ANNAPOLIS | The Democratic-led Senate advanced Republican Gov. Larry Hogan’s proposed spending plan Wednesday with little floor debate, a sign of the budget’s expected easy passage in the chamber on Friday.
The $42.3 billion budget, generally a source of contention between the two parties over spending goals, has experienced relatively smooth sailing after Mr. Hogan presented a supplemental budget that provides more funds for Democratic priorities, such as Baltimore public schools. Once passed, the budget will head to the House of Delegates for approval.
The Senate Budget & Taxation Committee unanimously approved the budget last week, and only two amendments were proposed on the Senate floor Wednesday morning. Both, introduced by Republicans, were defeated.
Sen. Justin D. Ready, Carroll Republican, offered an amendment to restore a Hogan provision in the original budget to give $53.5 million to local governments for highway funding. The committee instead put that money into state projects.
Sen. Robert G. Cassilly, Harford Republican, sought to remove language to allow women at risk of mental health problems to seek an abortion, arguing that the state should not be in the business of funding abortions.
The budget faced few objections, though state Sen. Joan Carter Conway, Baltimore Democrat, said she was “majorly concerned” about a committee amendment to give Baltimore schools only $10 million if the city matches that amount, wondering if the city would be able to match it.
Senate President Thomas V. Mike Miller, Calvert Democrat, said that Democratic leaders have agreed to a legislative package that will “wow” her and give Baltimore greater attention in the budget.
The package of nine bills in the “wow” package, which will cost roughly $290 million, includes proposals to keep Baltimore libraries open 12 hours a day all week, fund afterschool and summer programs for children and incentivize “anchor institutions” like universities to open campuses and revitalize blighted neighborhoods.
“It’s a step forward to make a great city greater,” Mr. Miller said, arguing that the state can afford it. The state has a roughly $400 million surplus this year.
One of the more highly touted bills would fund full college scholarships to low-income students who sign up for the program in eighth grade, so long as they meet certain requirements such as maintaining at least a 2.5 GPA and not using drugs.

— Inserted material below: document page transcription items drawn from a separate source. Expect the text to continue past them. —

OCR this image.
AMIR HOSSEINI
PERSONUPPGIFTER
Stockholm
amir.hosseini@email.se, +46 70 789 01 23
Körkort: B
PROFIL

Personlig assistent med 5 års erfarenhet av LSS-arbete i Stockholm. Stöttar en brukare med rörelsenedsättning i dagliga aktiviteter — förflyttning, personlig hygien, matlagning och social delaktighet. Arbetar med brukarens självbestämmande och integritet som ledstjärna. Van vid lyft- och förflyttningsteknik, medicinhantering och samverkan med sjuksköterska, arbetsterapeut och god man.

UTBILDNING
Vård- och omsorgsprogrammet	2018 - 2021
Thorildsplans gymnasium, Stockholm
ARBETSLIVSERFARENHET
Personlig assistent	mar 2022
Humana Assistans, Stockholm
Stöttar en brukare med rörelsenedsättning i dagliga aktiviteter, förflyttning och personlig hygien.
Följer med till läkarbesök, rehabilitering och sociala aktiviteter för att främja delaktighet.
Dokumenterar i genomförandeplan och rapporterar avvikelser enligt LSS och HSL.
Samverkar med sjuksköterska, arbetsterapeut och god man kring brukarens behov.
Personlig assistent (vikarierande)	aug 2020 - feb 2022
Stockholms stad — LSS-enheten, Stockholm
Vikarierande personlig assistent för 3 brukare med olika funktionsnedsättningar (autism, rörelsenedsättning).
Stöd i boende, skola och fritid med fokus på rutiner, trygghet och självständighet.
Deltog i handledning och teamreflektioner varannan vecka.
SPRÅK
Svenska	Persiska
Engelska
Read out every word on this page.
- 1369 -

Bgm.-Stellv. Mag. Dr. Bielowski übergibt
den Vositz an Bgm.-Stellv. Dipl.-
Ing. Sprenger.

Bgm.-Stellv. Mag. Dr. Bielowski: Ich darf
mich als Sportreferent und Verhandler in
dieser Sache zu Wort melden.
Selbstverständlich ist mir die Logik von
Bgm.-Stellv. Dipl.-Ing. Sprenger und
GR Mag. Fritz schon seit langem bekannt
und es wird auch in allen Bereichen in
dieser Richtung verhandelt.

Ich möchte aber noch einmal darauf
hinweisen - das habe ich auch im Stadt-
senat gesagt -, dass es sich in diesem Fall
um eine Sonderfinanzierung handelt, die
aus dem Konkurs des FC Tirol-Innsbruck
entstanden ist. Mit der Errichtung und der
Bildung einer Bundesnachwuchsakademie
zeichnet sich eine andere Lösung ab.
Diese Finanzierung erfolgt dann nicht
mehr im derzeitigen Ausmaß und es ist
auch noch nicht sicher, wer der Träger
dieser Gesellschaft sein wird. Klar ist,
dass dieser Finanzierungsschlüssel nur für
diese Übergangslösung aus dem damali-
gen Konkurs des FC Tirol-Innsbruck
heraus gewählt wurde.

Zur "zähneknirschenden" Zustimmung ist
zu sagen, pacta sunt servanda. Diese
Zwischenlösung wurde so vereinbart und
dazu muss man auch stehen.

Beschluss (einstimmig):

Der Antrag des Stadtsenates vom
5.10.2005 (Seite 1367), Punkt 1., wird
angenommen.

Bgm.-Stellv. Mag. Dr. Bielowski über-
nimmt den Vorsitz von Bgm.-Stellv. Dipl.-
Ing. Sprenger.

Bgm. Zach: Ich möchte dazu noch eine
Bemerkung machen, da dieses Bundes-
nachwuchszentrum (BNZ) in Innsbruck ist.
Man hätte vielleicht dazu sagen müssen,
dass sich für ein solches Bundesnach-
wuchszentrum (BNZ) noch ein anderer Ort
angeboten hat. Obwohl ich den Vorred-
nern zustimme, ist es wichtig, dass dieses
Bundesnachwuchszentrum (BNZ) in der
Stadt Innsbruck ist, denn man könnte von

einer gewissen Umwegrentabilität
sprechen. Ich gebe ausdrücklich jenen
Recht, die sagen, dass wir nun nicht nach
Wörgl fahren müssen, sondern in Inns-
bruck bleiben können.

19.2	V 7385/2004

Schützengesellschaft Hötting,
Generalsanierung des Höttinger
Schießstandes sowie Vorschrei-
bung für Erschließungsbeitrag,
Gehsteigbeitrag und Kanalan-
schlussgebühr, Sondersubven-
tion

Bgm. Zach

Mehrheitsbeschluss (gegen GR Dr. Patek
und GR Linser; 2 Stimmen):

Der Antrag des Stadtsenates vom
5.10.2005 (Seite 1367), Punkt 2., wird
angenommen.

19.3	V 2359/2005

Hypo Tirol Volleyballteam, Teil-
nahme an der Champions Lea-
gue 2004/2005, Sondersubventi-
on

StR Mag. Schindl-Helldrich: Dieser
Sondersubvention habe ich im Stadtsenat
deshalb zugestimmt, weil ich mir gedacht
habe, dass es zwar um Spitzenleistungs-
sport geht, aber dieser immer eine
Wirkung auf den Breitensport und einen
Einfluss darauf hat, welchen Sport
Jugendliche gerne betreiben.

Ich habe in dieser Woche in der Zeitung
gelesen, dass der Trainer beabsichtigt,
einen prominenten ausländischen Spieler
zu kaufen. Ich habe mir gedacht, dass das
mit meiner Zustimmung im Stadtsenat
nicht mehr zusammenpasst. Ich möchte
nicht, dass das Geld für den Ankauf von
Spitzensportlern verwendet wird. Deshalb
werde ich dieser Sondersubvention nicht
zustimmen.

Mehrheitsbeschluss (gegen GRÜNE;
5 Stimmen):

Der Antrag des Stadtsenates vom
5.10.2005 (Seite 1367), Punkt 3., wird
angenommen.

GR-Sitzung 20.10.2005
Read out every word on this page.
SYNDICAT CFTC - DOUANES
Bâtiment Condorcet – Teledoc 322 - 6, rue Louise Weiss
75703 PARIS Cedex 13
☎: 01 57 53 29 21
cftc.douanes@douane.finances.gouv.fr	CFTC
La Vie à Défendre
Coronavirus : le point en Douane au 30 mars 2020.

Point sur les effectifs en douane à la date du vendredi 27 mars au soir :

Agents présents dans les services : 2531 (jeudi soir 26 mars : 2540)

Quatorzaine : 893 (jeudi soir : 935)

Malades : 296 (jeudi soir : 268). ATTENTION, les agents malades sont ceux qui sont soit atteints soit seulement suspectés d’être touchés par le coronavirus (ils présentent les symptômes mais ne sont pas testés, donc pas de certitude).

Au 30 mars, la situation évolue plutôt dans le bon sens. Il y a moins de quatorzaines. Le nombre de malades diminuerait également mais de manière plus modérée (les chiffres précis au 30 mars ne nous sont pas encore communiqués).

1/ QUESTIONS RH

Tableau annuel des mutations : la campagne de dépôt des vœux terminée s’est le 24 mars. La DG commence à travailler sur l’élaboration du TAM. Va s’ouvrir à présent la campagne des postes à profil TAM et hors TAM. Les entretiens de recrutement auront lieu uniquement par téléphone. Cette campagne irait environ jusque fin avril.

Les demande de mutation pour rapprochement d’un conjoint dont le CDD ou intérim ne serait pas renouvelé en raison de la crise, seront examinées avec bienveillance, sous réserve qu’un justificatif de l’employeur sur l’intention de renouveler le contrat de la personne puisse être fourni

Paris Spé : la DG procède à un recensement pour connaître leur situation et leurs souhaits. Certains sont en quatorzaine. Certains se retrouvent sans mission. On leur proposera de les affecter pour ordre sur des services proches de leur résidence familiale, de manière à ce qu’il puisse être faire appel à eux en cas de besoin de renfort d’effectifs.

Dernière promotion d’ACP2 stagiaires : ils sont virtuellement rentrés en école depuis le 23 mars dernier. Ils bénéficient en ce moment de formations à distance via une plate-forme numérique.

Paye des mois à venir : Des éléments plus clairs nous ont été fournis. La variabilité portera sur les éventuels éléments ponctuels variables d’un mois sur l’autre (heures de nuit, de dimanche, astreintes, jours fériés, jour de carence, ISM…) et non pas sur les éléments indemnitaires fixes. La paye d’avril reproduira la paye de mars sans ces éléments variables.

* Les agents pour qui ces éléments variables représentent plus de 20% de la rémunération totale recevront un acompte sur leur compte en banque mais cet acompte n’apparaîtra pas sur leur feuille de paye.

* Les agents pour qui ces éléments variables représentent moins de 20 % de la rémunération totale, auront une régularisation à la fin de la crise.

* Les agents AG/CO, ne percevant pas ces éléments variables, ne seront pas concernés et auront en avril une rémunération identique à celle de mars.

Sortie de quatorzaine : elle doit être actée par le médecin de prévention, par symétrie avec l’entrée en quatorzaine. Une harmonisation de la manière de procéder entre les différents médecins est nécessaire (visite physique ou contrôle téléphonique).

Other proposals include pushing forward on a demolition and redevelopment plan in Baltimore, initially introduced by Mr. Hogan, and put more than $12 million a year in incentive grants to lure businesses to ramshackle areas of the city.
Mr. Miller also mentioned millions in funding to help the city build new parks.
House Speaker Michael E. Busch, Anne Arundel Democrat, said the bills would bring stability and structure to Baltimore following April’s unrest.
“It’s an opportunity to show the country, if you will, that you can have a renaissance in these urban communities that seem to have fallen on hard times,” Mr. Busch said. “Baltimore can be an example of how to create a renaissance and a rebirth of your urban areas.”
The bills are not part of a new Democratic initiative: Three of the bills in the so-called Baltimore package have already passed through the House, and the remaining six are likely to make it through the chamber before Monday’s crossover deadline.
Hogan spokesman Matthew A. Clark said the governor supports such ideas but is not eager for the legislature to mandate spending to pay for the programs.
Mr. Busch said most of the programs with mandates would be funded for only five years, at which point the legislature could opt out of mandating it again — but Baltimore deserves the state’s help.
“Baltimore is still the mother city,” he said. “It supported the rest of the state for well over a century.”
Mr. Clark said Baltimore receives a disproportionate amount of the state’s aid already.
“Currently, Baltimore city receives a fifth of all local aid in the state budget, a third of the state’s capital budget and is a beneficiary of 62 percent of state transportation grants to local government,” he said.